When my children were small, February was time for skates and snowmen. Along with Libby, Lisa, Rachel, and Sam, they trudged outside then back inside, shedding boots, coats, hats, scarves, and mittens in the front hall, only to don them again after a cookie or two and some hot chocolate. Looking back to that time, I can honestly say, “Those were the days!” They were good times. The children played outside in the snow, and sometimes, we adults would join them.
Today, our little Midwestern town has been “yarn-bombed.” What, you ask? Yes. Around our downtown area, trees, trash cans, railings, statues, and signs have been “wrapped” in yarn. From where did this idea originate? This now worldwide art movement, or street art, was started by a woman in Texas by the name of Maggda Sayeg. Robert Hoffman, born in Indiana but who now lives in Baltimore, introduced yarn bombing to our town. He has (yarn) bombed areas in New York City, Baltimore, Washington, D.C., and places in NC, Ohio, and Virginia. He was part of a team in Baltimore that yarn bombed the huge Frank Zappa bronze statue.
The idea is to use fabrics almost exclusively to reclaim and personalize sterile or cold public places. By going on the internet and searching for “yarn bombing," you will see some amazing photos of this graffiti crocheting or yarn-wrapping. In some places, bridges, streetcars, bicycles, and landmarks have been decorated with cozy, colorful fabric. The “bombings” are designed to surprise, rather than being known beforehand, according to Sarah Rayle, who knows Robert Hoffman. Locally, artists used colorful yarn to wrap more than two dozen trees, lamp posts, branches, and benches.

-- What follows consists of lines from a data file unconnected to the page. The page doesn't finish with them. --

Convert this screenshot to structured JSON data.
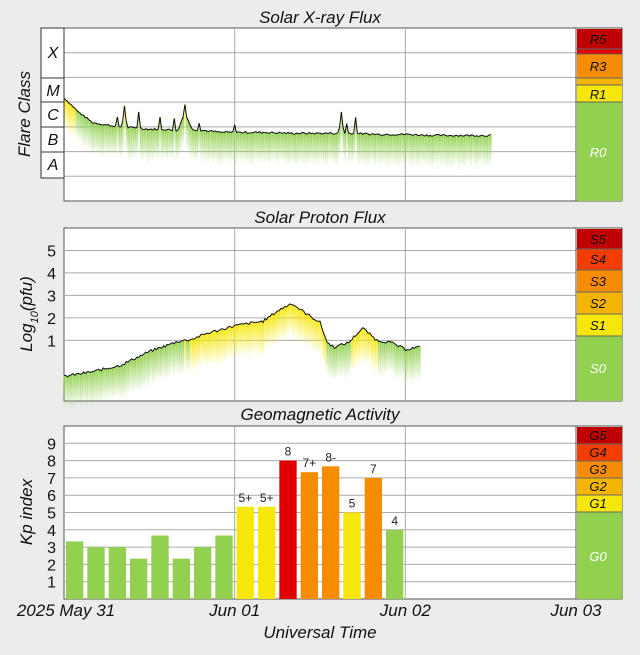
{
  "colors": {
    "green": "#92d050",
    "yellow": "#f6e60a",
    "gold": "#f4b400",
    "orange": "#f78c00",
    "red_orange": "#f33d00",
    "red": "#e00000",
    "dark_red": "#c00000"
  },
  "x_axis": {
    "title": "Universal Time",
    "range": [
      "2025-05-31T00:00",
      "2025-06-03T00:00"
    ],
    "ticks": [
      {
        "date": "2025-05-31",
        "label": "2025 May 31"
      },
      {
        "date": "2025-06-01",
        "label": "Jun 01"
      },
      {
        "date": "2025-06-02",
        "label": "Jun 02"
      },
      {
        "date": "2025-06-03",
        "label": "Jun 03"
      }
    ]
  },
  "chart_data": [
    {
      "type": "area",
      "title": "Solar X-ray Flux",
      "ylabel": "Flare Class",
      "y_scale": "log",
      "ylim": [
        "1e-9",
        "1e-2"
      ],
      "class_labels": [
        "X",
        "M",
        "C",
        "B",
        "A"
      ],
      "scale_labels": [
        "R5",
        "R3",
        "R1",
        "R0"
      ],
      "series": [
        {
          "x_hours": [
            0,
            1,
            2,
            3,
            4,
            6,
            8,
            10,
            12,
            14,
            16,
            17,
            18,
            20,
            22,
            24,
            28,
            32,
            36,
            40,
            44,
            48,
            52,
            56,
            60
          ],
          "values": [
            "1.5e-5",
            "8e-6",
            "4e-6",
            "2.5e-6",
            "1.5e-6",
            "1.2e-6",
            "1.0e-6",
            "9e-7",
            "8e-7",
            "8e-7",
            "7e-7",
            "4e-6",
            "8e-7",
            "7e-7",
            "6e-7",
            "6e-7",
            "6e-7",
            "5.5e-7",
            "5.5e-7",
            "5.5e-7",
            "5e-7",
            "5e-7",
            "4.5e-7",
            "4.5e-7",
            "4.5e-7"
          ]
        }
      ],
      "peaks": [
        {
          "x_hours": 7.5,
          "value": "2.5e-6"
        },
        {
          "x_hours": 8.5,
          "value": "7e-6"
        },
        {
          "x_hours": 10.5,
          "value": "4e-6"
        },
        {
          "x_hours": 13.5,
          "value": "2.5e-6"
        },
        {
          "x_hours": 15.5,
          "value": "2.2e-6"
        },
        {
          "x_hours": 17.0,
          "value": "8e-6"
        },
        {
          "x_hours": 19.0,
          "value": "1.4e-6"
        },
        {
          "x_hours": 24.0,
          "value": "1.2e-6"
        },
        {
          "x_hours": 39.0,
          "value": "4e-6"
        },
        {
          "x_hours": 39.8,
          "value": "1.8e-6"
        },
        {
          "x_hours": 41.0,
          "value": "2.4e-6"
        }
      ]
    },
    {
      "type": "area",
      "title": "Solar Proton Flux",
      "ylabel": "Log10(pfu)",
      "ylim": [
        -1.7,
        6
      ],
      "yticks": [
        1,
        2,
        3,
        4,
        5
      ],
      "scale_labels": [
        "S5",
        "S4",
        "S3",
        "S2",
        "S1",
        "S0"
      ],
      "series": [
        {
          "x_hours": [
            0,
            4,
            8,
            12,
            16,
            18,
            20,
            24,
            28,
            30,
            32,
            34,
            36,
            37,
            38,
            40,
            42,
            44,
            46,
            48,
            50
          ],
          "values": [
            -0.6,
            -0.4,
            -0.1,
            0.5,
            0.95,
            1.05,
            1.3,
            1.65,
            1.85,
            2.3,
            2.65,
            2.2,
            1.8,
            0.9,
            0.7,
            0.9,
            1.55,
            1.0,
            0.9,
            0.6,
            0.7
          ]
        }
      ]
    },
    {
      "type": "bar",
      "title": "Geomagnetic Activity",
      "ylabel": "Kp index",
      "ylim": [
        0,
        10
      ],
      "yticks": [
        1,
        2,
        3,
        4,
        5,
        6,
        7,
        8,
        9
      ],
      "scale_labels": [
        "G5",
        "G4",
        "G3",
        "G2",
        "G1",
        "G0"
      ],
      "bar_hours": 3,
      "bars": [
        {
          "value": 3.33,
          "label": "",
          "color": "#92d050"
        },
        {
          "value": 3.0,
          "label": "",
          "color": "#92d050"
        },
        {
          "value": 3.0,
          "label": "",
          "color": "#92d050"
        },
        {
          "value": 2.33,
          "label": "",
          "color": "#92d050"
        },
        {
          "value": 3.67,
          "label": "",
          "color": "#92d050"
        },
        {
          "value": 2.33,
          "label": "",
          "color": "#92d050"
        },
        {
          "value": 3.0,
          "label": "",
          "color": "#92d050"
        },
        {
          "value": 3.67,
          "label": "",
          "color": "#92d050"
        },
        {
          "value": 5.33,
          "label": "5+",
          "color": "#f6e60a"
        },
        {
          "value": 5.33,
          "label": "5+",
          "color": "#f6e60a"
        },
        {
          "value": 8.0,
          "label": "8",
          "color": "#e00000"
        },
        {
          "value": 7.33,
          "label": "7+",
          "color": "#f78c00"
        },
        {
          "value": 7.67,
          "label": "8-",
          "color": "#f78c00"
        },
        {
          "value": 5.0,
          "label": "5",
          "color": "#f6e60a"
        },
        {
          "value": 7.0,
          "label": "7",
          "color": "#f78c00"
        },
        {
          "value": 4.0,
          "label": "4",
          "color": "#92d050"
        }
      ]
    }
  ]
}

The concept reminds me of the artist Christo and his wife Jeanne-Claude, who wrapped the entire German Parliament building in silvery fabric so that it looked like an enormous wedding cake. Not everything they did involved wrapping however. They conceived Umbrellas, an artistic expression of 3,100 umbrellas planted across thirty miles of countryside in California and Japan. Their Running Fence was a 241⁄2-mile, eighteen-foot-high fence of rippling white fabric that snaked across Sonoma and Marin counties in California, then disappeared into the ocean. I was in France when they wrapped the Pont Neuf Bridge in Paris and was smitten by their creativity. The delight of it all is that once it is taken down, it is gone forever. It exists only in photographs and memories. Christo is quoted as saying, "I don't have any artworks that exist? They all go away when they're finished. ---I think it takes much greater courage to create things to be gone than to create things that will remain.”

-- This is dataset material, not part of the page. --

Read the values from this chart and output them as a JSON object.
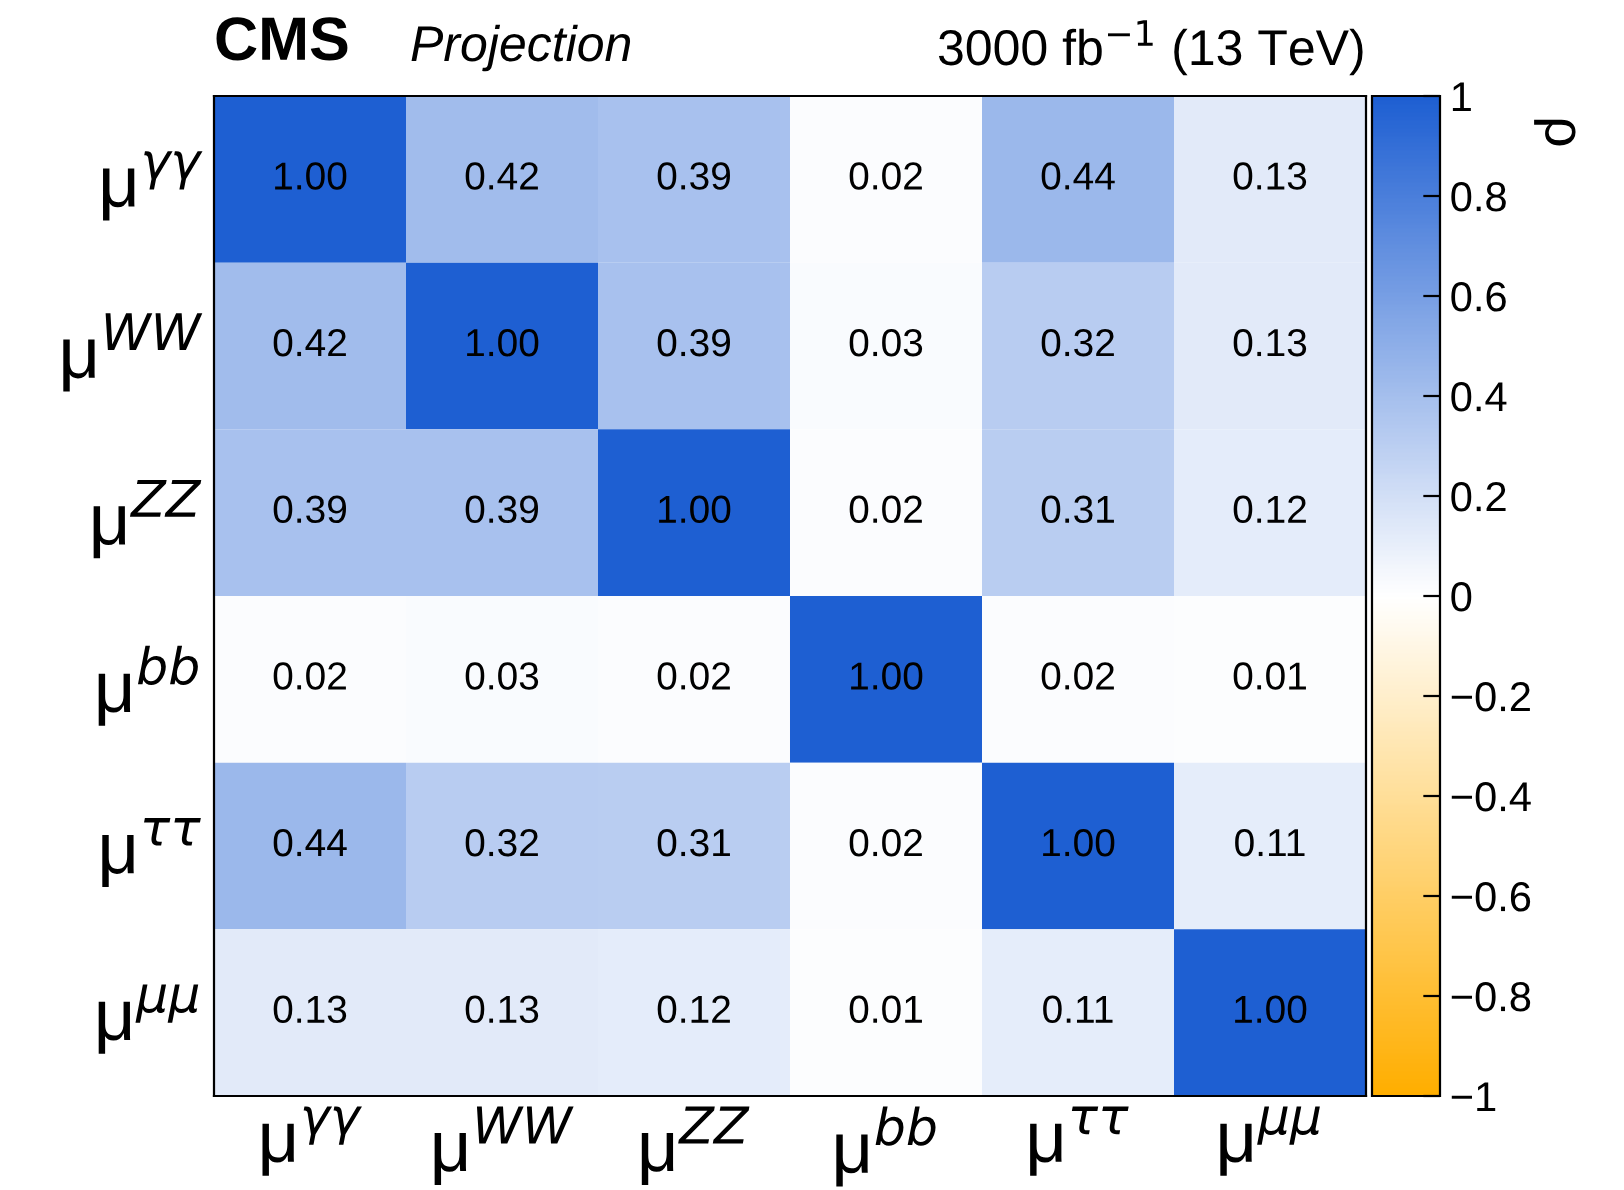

Here, the “yarn-bombing” concept is much smaller, but it is delightful. Like Christo and Jeanne-Claude, the purpose of this art is to create “works of joy and beauty and to create new ways of seeing familiar landscapes.” Here it is a colorful reminder that in February, people need reason to don boots, coats, hats, scarves, and mittens and go outside and play. Sometimes I remember to take the snow shovel; sometimes I deliberately forget.